Step one was refreshed packaging and reformulated products, which debuted online last week. The rebrand will slowly roll out in stores during the spring, Schultz said. With brand strategy from Purely Righteous and design by Moxie Sozo, the new look features illustrations of Hawaiian landmarks, Mauna Loa’s signature blue background and a new logo that is meant to evoke the movement of waves, Laubenstein said. All of Mauna Loa’s existing SKUs have been changed to appeal to natural products consumers, trumpeting non-GMO certification and a switch to vegan sugar (in some SKUs) and macadamia nut oil.

The brand’s first new product is a macadamia milk “nice-cream”. With an MSRP of $6.99, the line’s six flavors include other classic Hawaiian ingredients like liliko’i (Hawaiian passionfruit), mango, and Kona coffee. Launched first in Hawaii — including in Whole Foods Market, Albertsons and Safeway — in February the ice cream line will roll out into Albertsons and Safeways in California, Texas and New Mexico, and in Sprouts nationwide.
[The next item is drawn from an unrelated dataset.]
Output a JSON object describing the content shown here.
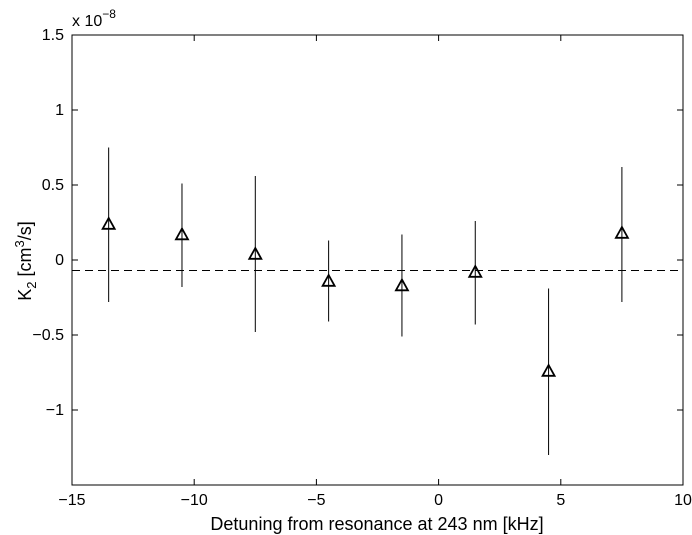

The company plans to also explore future low-sugar chocolate items, vegan chocolate products and more functional foods are also on the docket. Still, for now, the brand plans to emphasize indulgence. “For 70 years where it’s just been this gifting and snacking relationship. So we wanted to go into something that it’s easier for people to see the pivot into,” Laubenstein said “It needed to be a logical first step.”Hawaiian Host, will also be refreshed and refocused as boxed products that can be shared and gifted, Schultz said. He added the line is not meant for grocery (though it’s been a warehouse mainstay) and will largely be sold via ecommerce or from stores on the Islands, with seasonal placement on the mainland as a holiday item. New boutique line KOHO, originally launched for the holidays, will serve as HHG’s premium offering, expanding into caramels and tablets as well.

It’s a new chapter for a brand whose roots go back to 1946 with the first planting in Hawaii of macadamia trees transplanted from Australia. For the past 20 years, Mauna Loa has bounced between different ownership groups. It was sold to HHG in 2015 by Hershey’s, which had purchased it from TSG Consumer Partners in 2004 for $130 million. TSG (at the time called the Shansby Group) made $90 million on the deal.

Looking forward, Schultz and Laubstein said, they believe Mauna Loa can ultimately now achieve the mainstream success that has eluded it for decades, by relying heavily on its heritage “You don’t have to go to Hawaii to find paradise,” Laubenstein said. “You can find it within as well and Mauna Loa can help fuel you to find it.”